O PULGUEIRO
Ubirajara Varela

Sentado na cama, olhando para aquela mulher dormir, eu me perguntava de onde viera a coragem, a ousadia, para destruir um casamento de oito anos, tão bem vividos. Era difícil dizer.

Poderia alegar diversos motivos: a sogra, a nossa eterna incompatibilidade política (ela votou no Garotinho, acreditam?), o próprio tempo que desgasta tudo, inclusive a paixão. Ainda assim, seriam motivos menores para por fim a uma próspera união.

E tudo começou por causa de um mísero bilhete anônimo. A princípio, pensei que fosse brincadeira de algum de meus colegas de trabalho, mas, passado algum tempo, percebi que não poderia ser possível, eles não chegariam a tanto.

As mensagens continuaram, dia após dia, parecia coisa de filme policial, pois eram escritas com recortes de revistas, datadas, nunca assinadas.

Sempre que chegava ao trabalho, lá estava o bilhete, sobre a minha mesa. Eu, sem saber o que fazer, tive de suportar calado. Não poderia dividir uma história como essa com ninguém sem passar por ingênuo. 

A tortura durou até o dia em que um telegrama chegou, dizendo onde eu flagraria a minha esposa com o seu amante.
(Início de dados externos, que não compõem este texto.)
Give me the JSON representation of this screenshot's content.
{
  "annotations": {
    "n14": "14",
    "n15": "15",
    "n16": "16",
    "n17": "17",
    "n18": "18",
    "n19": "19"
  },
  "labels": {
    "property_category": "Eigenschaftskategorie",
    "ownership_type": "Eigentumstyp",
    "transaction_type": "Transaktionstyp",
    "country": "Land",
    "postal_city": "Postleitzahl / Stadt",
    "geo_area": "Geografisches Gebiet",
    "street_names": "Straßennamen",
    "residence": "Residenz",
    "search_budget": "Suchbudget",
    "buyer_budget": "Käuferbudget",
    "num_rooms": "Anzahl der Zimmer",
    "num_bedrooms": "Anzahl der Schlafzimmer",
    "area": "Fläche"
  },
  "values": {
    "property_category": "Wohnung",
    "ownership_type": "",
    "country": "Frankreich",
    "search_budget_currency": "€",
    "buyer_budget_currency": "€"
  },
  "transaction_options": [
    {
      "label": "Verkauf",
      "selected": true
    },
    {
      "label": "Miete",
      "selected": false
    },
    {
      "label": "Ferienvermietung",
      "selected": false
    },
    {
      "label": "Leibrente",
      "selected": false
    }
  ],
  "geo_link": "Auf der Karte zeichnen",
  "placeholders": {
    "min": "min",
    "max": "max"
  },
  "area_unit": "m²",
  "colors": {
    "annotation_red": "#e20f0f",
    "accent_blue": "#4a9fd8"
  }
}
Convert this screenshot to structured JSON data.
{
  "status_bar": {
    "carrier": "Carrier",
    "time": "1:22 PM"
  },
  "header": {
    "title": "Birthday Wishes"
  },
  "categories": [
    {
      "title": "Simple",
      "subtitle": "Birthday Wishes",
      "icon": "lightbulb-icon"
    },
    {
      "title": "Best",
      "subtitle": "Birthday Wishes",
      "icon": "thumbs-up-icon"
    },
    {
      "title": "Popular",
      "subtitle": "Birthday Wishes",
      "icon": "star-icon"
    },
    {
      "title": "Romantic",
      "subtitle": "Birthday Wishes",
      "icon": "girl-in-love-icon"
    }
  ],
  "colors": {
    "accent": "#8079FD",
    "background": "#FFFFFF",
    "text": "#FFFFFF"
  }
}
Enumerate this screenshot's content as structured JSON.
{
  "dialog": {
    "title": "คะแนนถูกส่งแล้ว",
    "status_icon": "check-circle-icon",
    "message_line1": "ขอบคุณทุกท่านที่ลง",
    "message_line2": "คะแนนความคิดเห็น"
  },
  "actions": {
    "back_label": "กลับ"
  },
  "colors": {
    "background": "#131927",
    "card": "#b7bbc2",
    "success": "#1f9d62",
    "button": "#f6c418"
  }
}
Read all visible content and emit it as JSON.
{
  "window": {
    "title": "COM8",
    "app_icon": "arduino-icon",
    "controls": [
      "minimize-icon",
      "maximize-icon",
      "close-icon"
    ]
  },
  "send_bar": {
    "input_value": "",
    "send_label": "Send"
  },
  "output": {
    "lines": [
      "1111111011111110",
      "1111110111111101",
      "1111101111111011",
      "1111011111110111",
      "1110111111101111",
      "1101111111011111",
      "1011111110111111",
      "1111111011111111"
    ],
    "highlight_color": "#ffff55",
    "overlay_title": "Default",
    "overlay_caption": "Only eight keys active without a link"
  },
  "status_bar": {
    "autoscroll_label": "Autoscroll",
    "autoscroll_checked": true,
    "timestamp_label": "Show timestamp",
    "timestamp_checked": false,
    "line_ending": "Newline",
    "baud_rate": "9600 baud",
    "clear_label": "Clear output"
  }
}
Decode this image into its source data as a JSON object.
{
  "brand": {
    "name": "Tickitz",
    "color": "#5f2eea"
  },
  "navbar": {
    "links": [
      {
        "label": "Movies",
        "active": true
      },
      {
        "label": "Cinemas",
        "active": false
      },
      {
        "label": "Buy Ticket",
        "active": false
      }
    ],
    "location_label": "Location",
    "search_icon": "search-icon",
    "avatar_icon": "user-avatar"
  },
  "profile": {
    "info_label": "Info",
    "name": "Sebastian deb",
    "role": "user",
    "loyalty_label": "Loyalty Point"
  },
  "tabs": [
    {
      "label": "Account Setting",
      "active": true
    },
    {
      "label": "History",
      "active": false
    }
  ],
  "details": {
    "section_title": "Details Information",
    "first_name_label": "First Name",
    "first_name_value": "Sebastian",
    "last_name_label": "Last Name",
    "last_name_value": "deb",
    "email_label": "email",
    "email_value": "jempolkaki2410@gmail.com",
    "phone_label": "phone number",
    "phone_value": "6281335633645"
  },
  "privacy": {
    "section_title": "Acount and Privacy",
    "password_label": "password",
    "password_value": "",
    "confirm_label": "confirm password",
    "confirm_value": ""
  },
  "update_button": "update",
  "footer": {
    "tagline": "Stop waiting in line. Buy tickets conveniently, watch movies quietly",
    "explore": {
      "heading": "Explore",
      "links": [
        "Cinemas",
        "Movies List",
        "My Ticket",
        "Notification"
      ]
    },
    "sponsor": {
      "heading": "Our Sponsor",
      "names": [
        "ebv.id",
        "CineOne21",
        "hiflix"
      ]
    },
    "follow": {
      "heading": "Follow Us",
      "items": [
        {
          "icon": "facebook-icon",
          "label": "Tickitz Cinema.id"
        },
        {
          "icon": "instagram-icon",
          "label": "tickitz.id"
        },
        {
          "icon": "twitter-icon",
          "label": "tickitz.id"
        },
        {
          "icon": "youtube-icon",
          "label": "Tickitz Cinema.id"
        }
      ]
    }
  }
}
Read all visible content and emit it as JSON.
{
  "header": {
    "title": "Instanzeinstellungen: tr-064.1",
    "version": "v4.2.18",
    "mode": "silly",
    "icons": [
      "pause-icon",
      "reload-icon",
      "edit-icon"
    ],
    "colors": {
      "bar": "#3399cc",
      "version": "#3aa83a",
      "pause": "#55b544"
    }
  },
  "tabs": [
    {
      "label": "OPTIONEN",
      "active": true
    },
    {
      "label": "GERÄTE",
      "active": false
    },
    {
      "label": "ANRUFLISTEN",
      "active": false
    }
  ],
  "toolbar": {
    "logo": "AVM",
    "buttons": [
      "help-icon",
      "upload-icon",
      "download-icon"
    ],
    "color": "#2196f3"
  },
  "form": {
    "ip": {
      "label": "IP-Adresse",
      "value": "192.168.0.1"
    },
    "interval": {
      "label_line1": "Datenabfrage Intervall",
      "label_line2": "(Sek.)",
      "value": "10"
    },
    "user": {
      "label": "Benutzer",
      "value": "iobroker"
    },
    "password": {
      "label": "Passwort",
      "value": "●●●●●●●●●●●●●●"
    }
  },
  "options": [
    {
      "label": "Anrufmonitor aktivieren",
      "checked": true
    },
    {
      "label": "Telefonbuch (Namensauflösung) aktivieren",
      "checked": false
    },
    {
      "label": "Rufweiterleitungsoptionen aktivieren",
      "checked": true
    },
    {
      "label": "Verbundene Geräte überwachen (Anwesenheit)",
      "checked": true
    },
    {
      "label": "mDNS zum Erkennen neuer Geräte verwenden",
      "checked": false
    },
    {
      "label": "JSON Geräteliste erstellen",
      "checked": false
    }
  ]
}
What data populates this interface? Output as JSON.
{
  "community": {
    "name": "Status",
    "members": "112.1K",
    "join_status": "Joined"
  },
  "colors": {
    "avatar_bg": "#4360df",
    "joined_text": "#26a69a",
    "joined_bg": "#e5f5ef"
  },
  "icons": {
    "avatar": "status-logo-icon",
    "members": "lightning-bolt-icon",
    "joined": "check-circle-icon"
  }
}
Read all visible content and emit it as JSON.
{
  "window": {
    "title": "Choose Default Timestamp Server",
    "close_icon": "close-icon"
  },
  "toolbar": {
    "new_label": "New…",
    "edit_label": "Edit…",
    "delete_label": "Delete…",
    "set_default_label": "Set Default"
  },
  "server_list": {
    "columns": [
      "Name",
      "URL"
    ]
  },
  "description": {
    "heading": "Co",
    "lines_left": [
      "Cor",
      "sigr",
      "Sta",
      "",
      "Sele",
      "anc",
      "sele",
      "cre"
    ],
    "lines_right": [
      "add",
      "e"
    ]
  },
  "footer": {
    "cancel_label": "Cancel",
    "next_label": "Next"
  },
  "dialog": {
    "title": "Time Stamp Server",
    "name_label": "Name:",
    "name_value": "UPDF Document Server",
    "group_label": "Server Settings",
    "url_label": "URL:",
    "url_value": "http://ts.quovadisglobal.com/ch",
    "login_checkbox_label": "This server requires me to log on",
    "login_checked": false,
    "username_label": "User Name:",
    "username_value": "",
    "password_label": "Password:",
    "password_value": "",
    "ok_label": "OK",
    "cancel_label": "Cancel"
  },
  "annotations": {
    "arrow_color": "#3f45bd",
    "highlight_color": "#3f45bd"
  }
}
Estariam num motel barato do centro da cidade, às quinze e trinta. Somente isso, nenhuma identificação, nenhuma certeza, nada.

Fiquei na dúvida, claro. Deveria ou não acreditar naquela informação. Decidi averiguar: a curiosidade quando toma conta de uma pessoa é poderosa. Também, se fosse mentira, estaria livre daquela situação de uma vez por todas.

Às quinze e trinta eu estava lá, na porta daquele motel barato do centro da cidade. E o que era pior - ironia do destino, descuido ou maldade - era o mesmo motelzinho a que costumávamos freqüentar na época de namoro, ao qual apelidamos carinhosamente de "Pulgueiro do Amor".

Passados trinta minutos de espera, eles chegaram. Os dois juntos, num mesmo carro, nem se preocuparam em disfarçar, aqueles sujos. Estavam seguros, deveria ser um caso antigo. Escolheram o quarto de número 07. Maldade com certeza - era o mesmo quarto que escolhíamos, ela era supersticiosa, sete sempre fora seu número de sorte.

Durante uma semana, chegaram-me telegramas contando a que horas eles se encontrariam. O local era sempre o mesmo, o "Pulgueiro". Todas as vezes eu fui conferir. Cheguei ao meu limite.

Agora, estou eu aqui no nosso quarto, nossa casa, sentado na nossa cama, olhando ela dormir. Parece tão frágil, encolhidinha como um recém-nascido ou um pãozinho embrulhado, sono profundo e despreocupado, como se não tivesse culpa de nada. Eu me pergunto, como teve a coragem, a ousadia de destruir o nosso casamento. Se eu matá-la... Não, não tenho esse direito, mas bem que poderia, só por questão de honra.

O telefone toca. Corro para atender. Ela nem se mexe.

-Alô?

-É você, Moacir?

-Sou eu. Quem está falando?

-Verônica.

-Verônica?

Ela é uma colega de trabalho que tentava me conquistar e nunca conseguira. Morria de ciúmes do meu amor por Tereza.

-É, sou eu mesma.

-O que você quer a essa hora, mulher? Ficou doida? E se a Tereza acorda.

-Não se preocupe, ela não vai nos ouvir.

-Tereza tem um sono leve.

-Moacir, escuta: fui eu.

-Você?

-Sim, meu querido. EU. Eu enviei os bilhetes, os telegramas, tudo, só para abrir os seus olhos. Essa ingrata nunca te mereceu. Você tem de ficar comigo.

-Deixa disso, Verônica, a Tereza pode acordar e ela não vai gostar.

-A Tereza não vai mais acordar.

-Como assim?

-Eu o fiz por você, meu amor. Pílulas. Sei que você não teria coragem, então cuidei de tudo. Dei cabo do amante também. Não se preocupe, eles não sentiram dor.

-Verônica, eu vou te matar.

Mas eu não matei Verônica. Decidi por deixar nas mãos da polícia. Eu estava limpo nessa história. Não tinha o que temer, nada devia. E o que era melhor, minha honra fora lavada. A única coisa que continuou me atormentando foi como Verônica sabia dos encontros secretos de Tereza.